Urban Comics a eu une excellente idée en proposant d'unir The Gauntlet et Robin Year One dans le même tome. Ça semble évident dit comme ça, mais c'est en réalité la meilleure expérience possible pour le lecteur. En effet, Year One est une suite plus ou moins direct de The Gauntlet et quelques précieuses informations vont, sinon, manquer au lecteur.
En soi, ce tome est déjà une suite. Une suite plus ou moins assumée à Dark Victory de Loeb et Sale. Les Grayson Volants viennent de mourir, Dick a rejoint Bruce dans sa croisade contre le crime. Robin n'est pas encore tout à fait Robin, l'entraînement est terminé, il doit devenir digne d'être présent sur le terrain. On notera juste que Scott Beatty et Chuck Dixon, au scénario de Year One montrent peu de lien avec le Double-Face d'Amère Victoire. On peut donc se demander jusqu'à quel point la suite est présente.

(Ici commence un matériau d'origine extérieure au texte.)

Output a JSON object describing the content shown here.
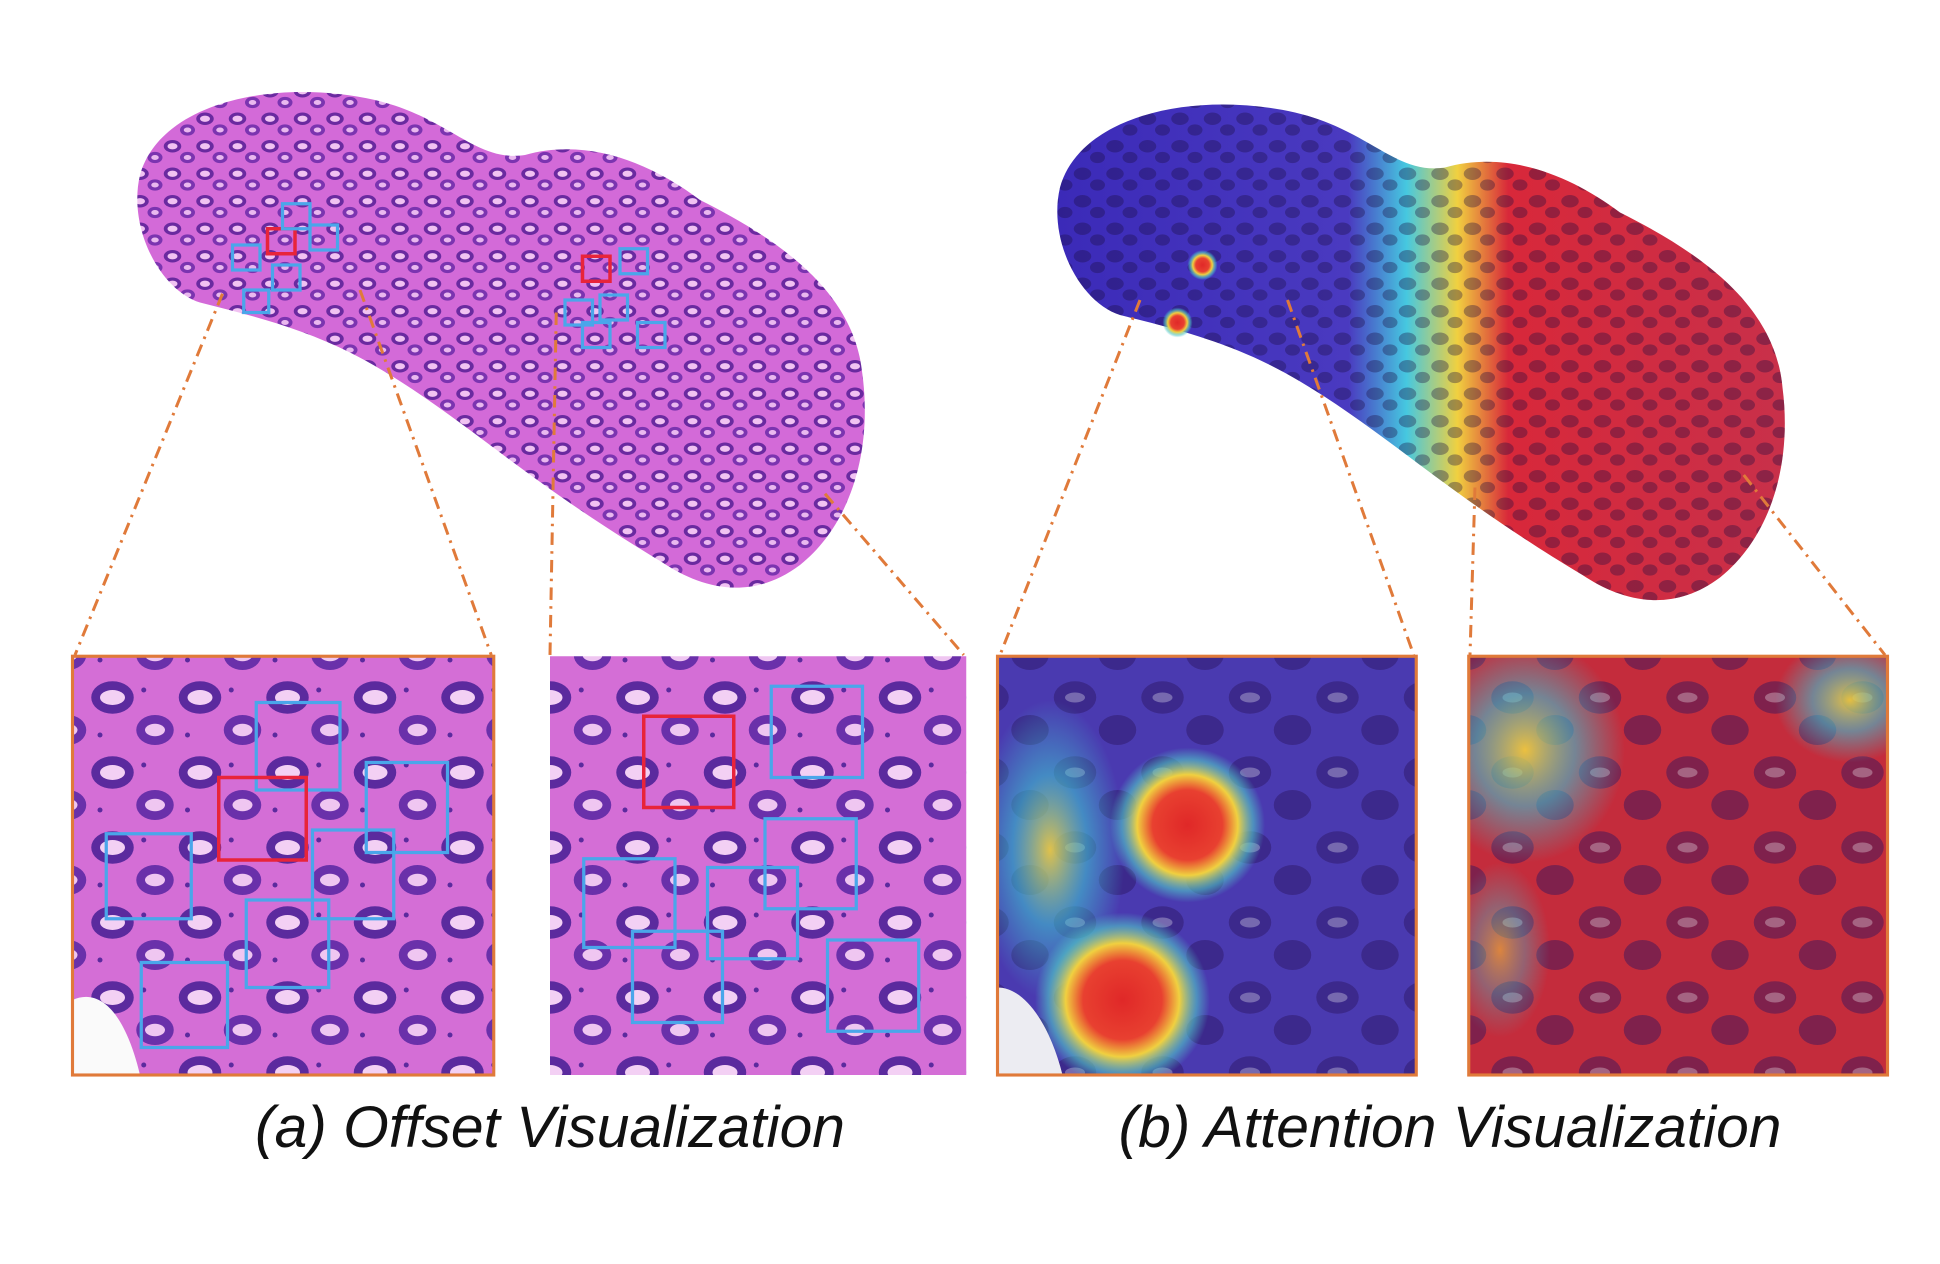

Les deux récits se ressemblent autour qu'ils sont différents. Sur le plan visuel, c'est les planches grandioses de Lee Weeks qui ouvrent la danse. Sombre, ténébreux dans le trait, avec un réalisme qui n'oublie pas le côté figuratif du comics. Un style parfait qui marque toute l'influence d'auteurs comme Miller tout en ayant une âme propre. On est dans ce que le comics peut offrir de mieux dans son genre : être proche de la réalité sans jamais perdre son âme imaginaire. Javier Pulido choisit quelque chose de totalement différent pour Year One avec un style beaucoup plus comicsesque si l'on peut dire. Marquant un lien avec l'époque bénie du Silver Age et Darwin Cook, Javier Pulido a pour autant des influences communes avec Weeks pour le côté iconographique. On est dans une suite qui même en étant différente assume l'influence comics, l'influence jeunes années.
En effet ce sont les jeunes années de Dick Grayson sous le costume de Robin que l'on voit là. C'est un moment fort que l'on ne peut se permettre de survoler et on retrouve à la fois un ton crédible, digne de l'époque contemporaine et une volonté de retrouver cet imaginaire bariolé, mouvementé et lumineux des années 50 et 60.
Que ce soit Bruce Canwell sur The Gauntlet ou Beatty & Dixon sur Year One, les trois auteurs cherchent à mettre en avant ce côté lumineux, joyeux de Dick. Ils veulent montrer que pour lui être Robin n'est pas une obligation, que c'est un choix, un plaisir et une nécessité morale avant d'être une nécessité psychologique comme pour Bruce. Le personnage est totalement montré en opposition d'un Bruce et d'un Alfred qu'il contamine avec sa joie de vivre. Alfred sert pour le lecteur à poser les questions et montrer l'évolution annoncé du personnage. On regrettera de ce côté là le seul point faible du récit pour moi, dans Year One : on a trop une mise en avant des limites du duo Batman/Robin qui semble ainsi condamné à mort dès ses premiers mois et avec une rupture de personnalité Bruce/Dick bien trop rapide. Finalement c'est aller bien vite en besogne que de montrer que dès le début le duo dynamique était voué à échoué. On regrettera également le personnage de Double-Face, lorgnant parfois trop vers un Joker. Le personnage n'est pas mauvais pour autant mais il exagère le temps de quelques cases.
Voilà pour les défauts bien rares de ce tome.
À côté de ça on prend un plaisir total à lire ces récits qui marquent les débuts de Batman. Le récit, oscillant entre aspect mafieux et présence de bat-vilains permet de garder ce même ton qu'Un Long Halloween de Loeb/Sale. On a cette évolution de Gotham qui apparaît sous nos yeux. Le monde paraît très juste à chaque zone : commissariat de police, fête mondaine, réunion de mafieux, école publique.
Chaque personnage est écrit avec une justesse absolue et on appréciera particulièrement Gordon qui n'échoue pas à plaire. On appréciera également les quelques clins d'œil qui parsèment l’œuvre.
Robin Year One se voulait être un récit sur les origines de Dick en tant que Robin. Le résultat en est un des meilleurs récits sur le personnage et un excellent titre de la Bat-Family. On est dans un comics qui devrait être lu pour tous les amateurs de Batman Year One ou Un Long Halloween tant l'ambiance s'y retrouve. Un franc succès pour un excellent comics trop peu cité à sa juste place.